Using basic constants such as speed of light (c), charge on electron $(e)$, mass of electron $\left(\mathrm{m}_e\right)$, mass of proton $\left(\mathrm{m}_v\right)$ and gravitational constant $(\mathrm{G})$, we can construct the quantity,
$$
\tau=\left(\frac{e^2}{4 \pi \varepsilon_0}\right)^2 \times \frac{1}{m_p m_e^2 c^3 \mathrm{G}}
$$
$$
\begin{aligned}
\text { Now }\left[\frac{e^2}{4 \pi \varepsilon_0}\right] &=\left[\frac{1}{4 \pi \varepsilon_0} \frac{e^2}{r^2} r^2\right]=\left[\mathrm{Fr}^2\right] \\
&=\left[\mathrm{MLT}^{-2} \cdot \mathrm{L}^2\right]=\left[\mathrm{ML}^3 \mathrm{~T}^{-2}\right] \\
\therefore[\tau] &=\frac{\left[\mathrm{ML}^3 \mathrm{~T}^{-2}\right]^2}{[\mathrm{M}][\mathrm{M}]^2\left[\mathrm{LT}^{-1}\right]^3\left[\mathrm{M}^{-1} \mathrm{~L}^3 \mathrm{~T}^{-2}\right]}=[\mathrm{T}]
\end{aligned}
$$
Clearly, the quantity $\tau$ has the dimensions of time.

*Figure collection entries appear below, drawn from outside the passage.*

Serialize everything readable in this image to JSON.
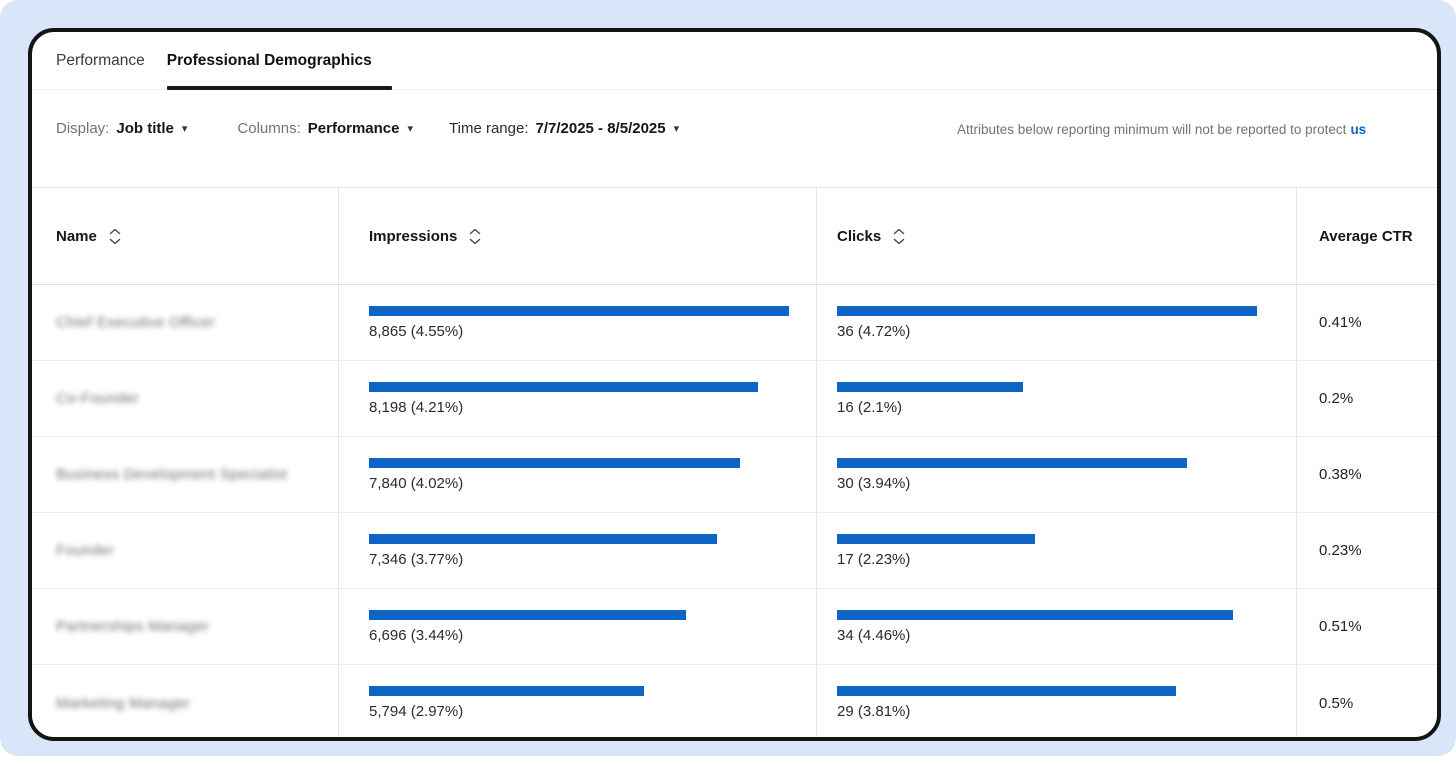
{
  "tabs": [
    {
      "label": "Performance",
      "active": false
    },
    {
      "label": "Professional Demographics",
      "active": true
    }
  ],
  "filters": {
    "display_label": "Display:",
    "display_value": "Job title",
    "columns_label": "Columns:",
    "columns_value": "Performance",
    "time_range_label": "Time range:",
    "time_range_value": "7/7/2025 - 8/5/2025",
    "privacy_notice": "Attributes below reporting minimum will not be reported to protect",
    "privacy_link": "us"
  },
  "table": {
    "headers": {
      "name": "Name",
      "impressions": "Impressions",
      "clicks": "Clicks",
      "average_ctr": "Average CTR"
    },
    "max_impressions": 8865,
    "max_clicks": 36,
    "rows": [
      {
        "name": "Chief Executive Officer",
        "impressions": 8865,
        "impressions_label": "8,865 (4.55%)",
        "clicks": 36,
        "clicks_label": "36 (4.72%)",
        "ctr": "0.41%"
      },
      {
        "name": "Co-Founder",
        "impressions": 8198,
        "impressions_label": "8,198 (4.21%)",
        "clicks": 16,
        "clicks_label": "16 (2.1%)",
        "ctr": "0.2%"
      },
      {
        "name": "Business Development Specialist",
        "impressions": 7840,
        "impressions_label": "7,840 (4.02%)",
        "clicks": 30,
        "clicks_label": "30 (3.94%)",
        "ctr": "0.38%"
      },
      {
        "name": "Founder",
        "impressions": 7346,
        "impressions_label": "7,346 (3.77%)",
        "clicks": 17,
        "clicks_label": "17 (2.23%)",
        "ctr": "0.23%"
      },
      {
        "name": "Partnerships Manager",
        "impressions": 6696,
        "impressions_label": "6,696 (3.44%)",
        "clicks": 34,
        "clicks_label": "34 (4.46%)",
        "ctr": "0.51%"
      },
      {
        "name": "Marketing Manager",
        "impressions": 5794,
        "impressions_label": "5,794 (2.97%)",
        "clicks": 29,
        "clicks_label": "29 (3.81%)",
        "ctr": "0.5%"
      }
    ]
  },
  "colors": {
    "bar_blue": "#0f65c5",
    "link_blue": "#0a66c2",
    "accent_black": "#1a1a1a",
    "page_bg": "#d9e5f8"
  }
}
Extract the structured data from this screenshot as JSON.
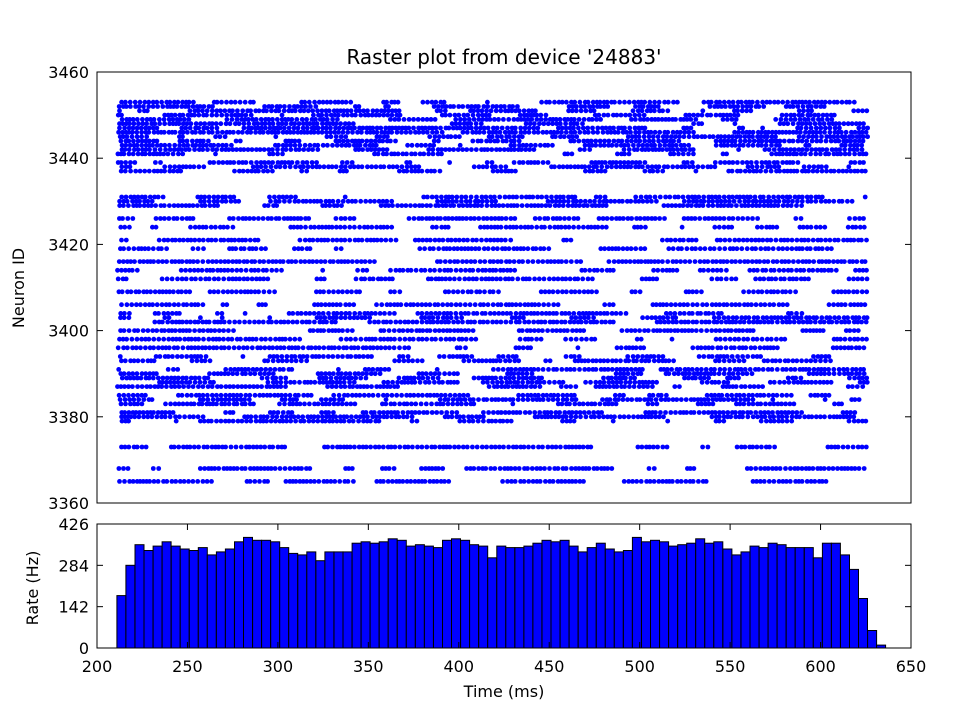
{
  "chart_data": [
    {
      "type": "scatter",
      "title": "Raster plot from device '24883'",
      "ylabel": "Neuron ID",
      "xlim": [
        200,
        650
      ],
      "ylim": [
        3360,
        3460
      ],
      "yticks": [
        3360,
        3380,
        3400,
        3420,
        3440,
        3460
      ],
      "marker_color": "#0000ff",
      "spike_time_range": [
        211,
        626
      ],
      "series": [
        {
          "neuron_ids_with_spikes": [
            3365,
            3368,
            3373,
            3379,
            3380,
            3381,
            3383,
            3384,
            3385,
            3387,
            3388,
            3389,
            3390,
            3391,
            3393,
            3394,
            3396,
            3398,
            3400,
            3402,
            3403,
            3404,
            3406,
            3409,
            3412,
            3414,
            3416,
            3419,
            3421,
            3424,
            3426,
            3429,
            3430,
            3431,
            3437,
            3438,
            3439,
            3441,
            3442,
            3443,
            3444,
            3445,
            3446,
            3447,
            3448,
            3449,
            3450,
            3451,
            3452,
            3453
          ]
        }
      ]
    },
    {
      "type": "bar",
      "ylabel": "Rate (Hz)",
      "xlabel": "Time (ms)",
      "xlim": [
        200,
        650
      ],
      "ylim": [
        0,
        426
      ],
      "yticks": [
        0,
        142,
        284,
        426
      ],
      "xticks": [
        200,
        250,
        300,
        350,
        400,
        450,
        500,
        550,
        600,
        650
      ],
      "bar_color": "#0000ff",
      "bin_width": 5,
      "bin_start": 211,
      "values": [
        180,
        284,
        355,
        335,
        350,
        365,
        350,
        340,
        335,
        345,
        320,
        330,
        340,
        365,
        380,
        370,
        370,
        365,
        345,
        325,
        320,
        330,
        300,
        330,
        330,
        330,
        360,
        365,
        360,
        365,
        375,
        370,
        350,
        355,
        350,
        345,
        370,
        375,
        370,
        355,
        350,
        310,
        350,
        345,
        345,
        350,
        360,
        370,
        365,
        370,
        350,
        330,
        345,
        360,
        340,
        330,
        335,
        380,
        365,
        370,
        365,
        350,
        355,
        360,
        375,
        360,
        365,
        340,
        320,
        330,
        350,
        345,
        360,
        355,
        345,
        345,
        345,
        310,
        360,
        360,
        320,
        270,
        170,
        60,
        10
      ]
    }
  ]
}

Put $\mathrm{G}=6.67 \times 10^{-11} \mathrm{Nm}^2 \mathrm{~kg}^{-2}$,
$$
\begin{aligned}
&c=3 \times 10^8 \mathrm{~m} / \mathrm{s} \\
&e=1.6 \times 10^{-19} \mathrm{C}, \mathrm{m}_{\mathrm{e}}=9.1 \times 10^{-31} \mathrm{~kg} \\
&\mathrm{~m}=1.67 \times 10^{-27} \mathrm{~kg} \\
&\text { and } \frac{1}{4 \pi \varepsilon_0}=9 \times 10^9 \mathrm{Nm}^2 \mathrm{C}^2 \\
&\therefore \tau=\frac{\left[9 \times 10^9 \times\left(1.6 \times 10^{-19}\right)^2\right]^2}{1.67 \times 10^{-27} \times\left(9.1 \times 10^{-31}\right)^2 \times\left(3 \times 10^8\right)^3 \times 6.67 \times 10^{-11}}
\end{aligned}
$$
$$
\begin{aligned}
&=2.13 \times 10^{16} \mathrm{~s} \\
&=\frac{2.13 \times 10^{16}}{3.156 \times 10^7} \text { years }=0.667 \times 10^9 \text { years. } \\
&=0.667 \text { billion years. }
\end{aligned}
$$
This time is slightly less than the age of the universe ( $\approx 15$ billion years). It implies that the values of the basic constants of physics should change with time because the age of the universe increases with time.